The La Trobe University Bendigo campus will offer a Master of Professional Psychology from this year.
It is hoped the one-year course will help address a shortage in the workforce, particularly in rural and regional areas.
La Trobe University senior lecturer in psychology Dr Carina Chan said the course was a pathway for students to become registered psychologists.
"There is a very strong demand from the market, especially from our students, as well as our industry stakeholders," Dr Chan said.
She said people referred to psychologists faced a long wait for services.
Prospective post-graduate psychology students from central Victoria also found it difficult to relocate to metropolitan areas to complete their qualifications.
Dr Chan said the new course was aimed at students that had completed both undergraduate and honours psychology programs.
To become registered psychologists, students would need to complete a year of training and a year of supervised practice in the field.
La Trobe's new course was designed to be accessible to applicants outside of Bendigo, with a blend of online and on-campus studies.
"We do hope students trained in this program will have that passion to stay in the regional workforce," Dr Chan said.
Australian Psychological Society fellow and generalist clinical endorsed psychologist Dr Cara Tucker urged central Victorians considering entering the profession to embark on the process.

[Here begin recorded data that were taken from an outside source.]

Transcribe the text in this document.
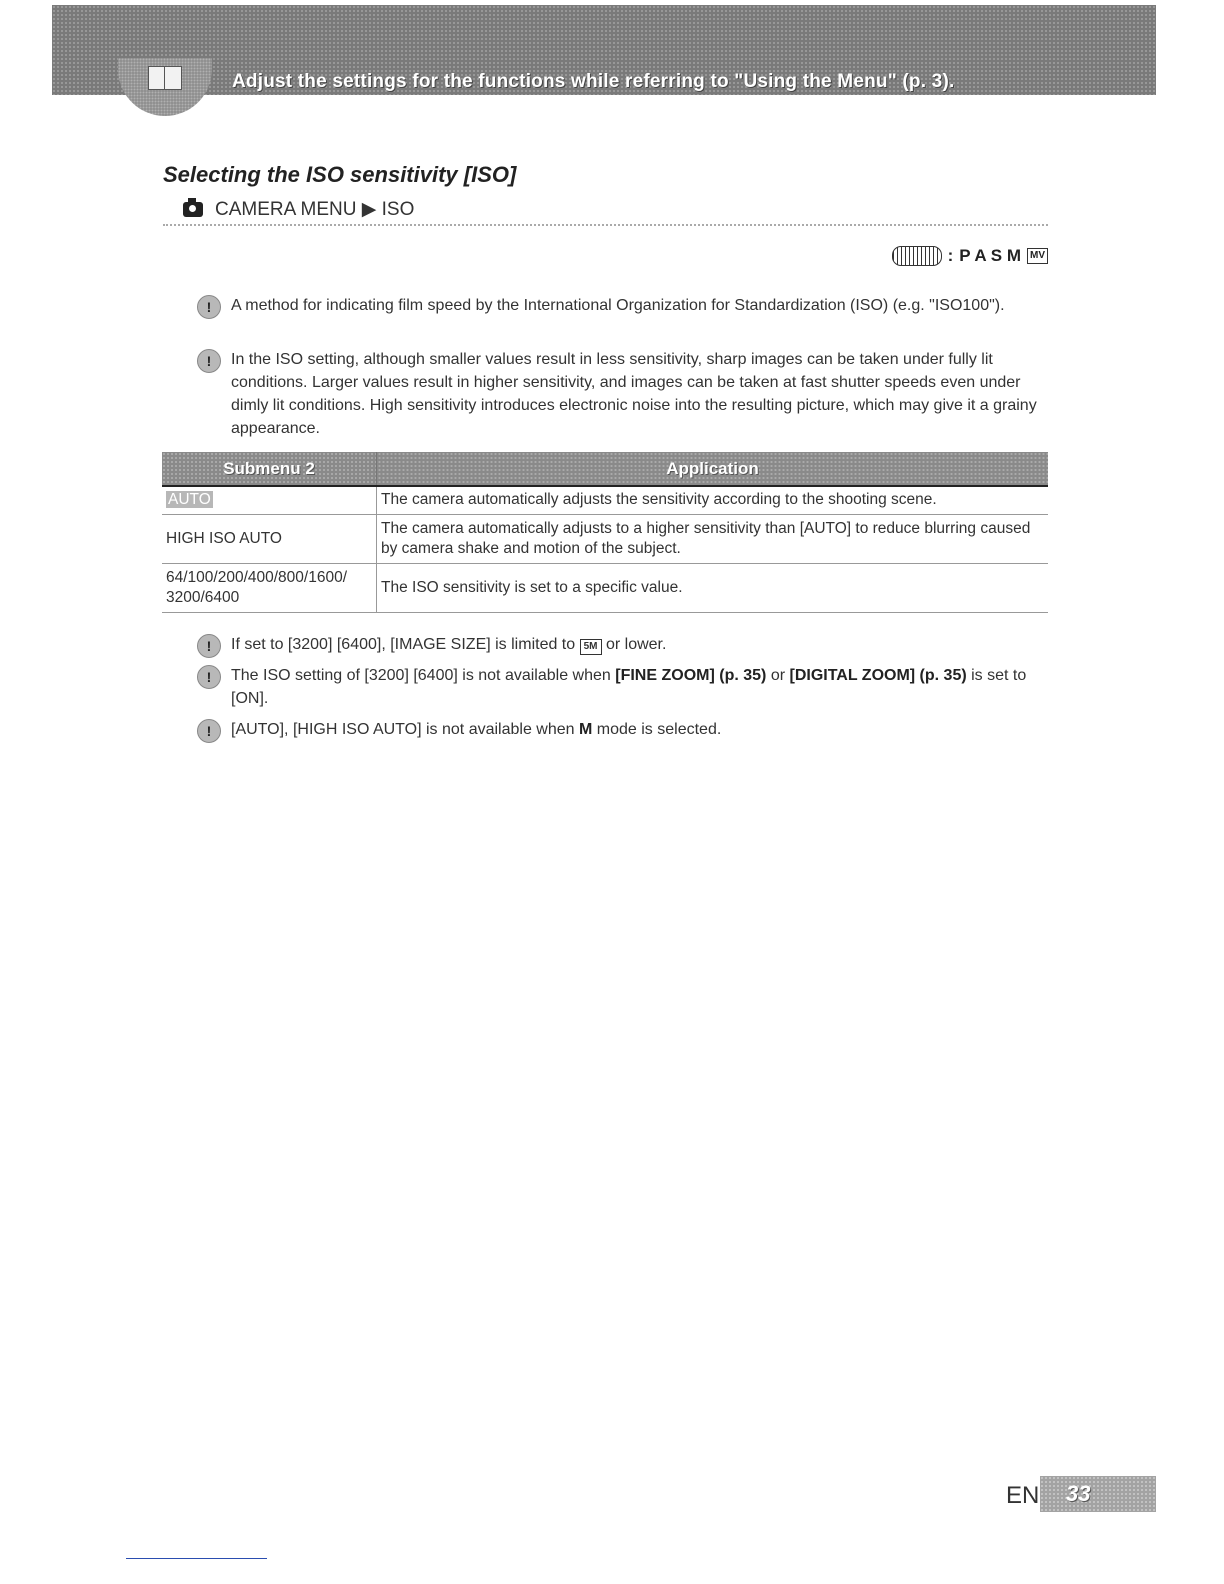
Adjust the settings for the functions while referring to "Using the Menu" (p. 3).
Selecting the ISO sensitivity [ISO]
CAMERA MENU ▶ ISO
: P A S M MV
!	A method for indicating film speed by the International Organization for Standardization (ISO) (e.g. "ISO100").
!	In the ISO setting, although smaller values result in less sensitivity, sharp images can be taken under fully lit conditions. Larger values result in higher sensitivity, and images can be taken at fast shutter speeds even under dimly lit conditions. High sensitivity introduces electronic noise into the resulting picture, which may give it a grainy appearance.
Submenu 2	Application
AUTO	The camera automatically adjusts the sensitivity according to the shooting scene.
HIGH ISO AUTO	The camera automatically adjusts to a higher sensitivity than [AUTO] to reduce blurring caused by camera shake and motion of the subject.
64/100/200/400/800/1600/ 3200/6400	The ISO sensitivity is set to a specific value.
!	If set to [3200] [6400], [IMAGE SIZE] is limited to 5M or lower.
!	The ISO setting of [3200] [6400] is not available when [FINE ZOOM] (p. 35) or [DIGITAL ZOOM] (p. 35) is set to [ON].
!	[AUTO], [HIGH ISO AUTO] is not available when M mode is selected.
EN	33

"We can be there to support you along the way," she said.
The Thrive Wellness and Consulting director has opened up her practice to students, some of whom she has employed.
Dr Tucker said Bendigo had a good foundation from which to train psychologists, with a good amount of practitioners willing to help.
"There is an influx of people that have been here for a fairly long time... but they're starting to want to retire," she said.
"So we've got to have this breath of fresh air of new students... because they're ready to step out and and enjoy a bit more of their lives."
She said it was important students that had connections in the community and a passion for practising psychology in rural and regional areas were supported to do so.
"They're more likely going to stay and have more longevity," Dr Tucker said.
The Royal Commission into Victoria's Mental Health System showed people living in rural and regional areas faced additional barriers to accessing quality mental health care, including stigma.
About one in five Victorians experience a mental illness in any given year.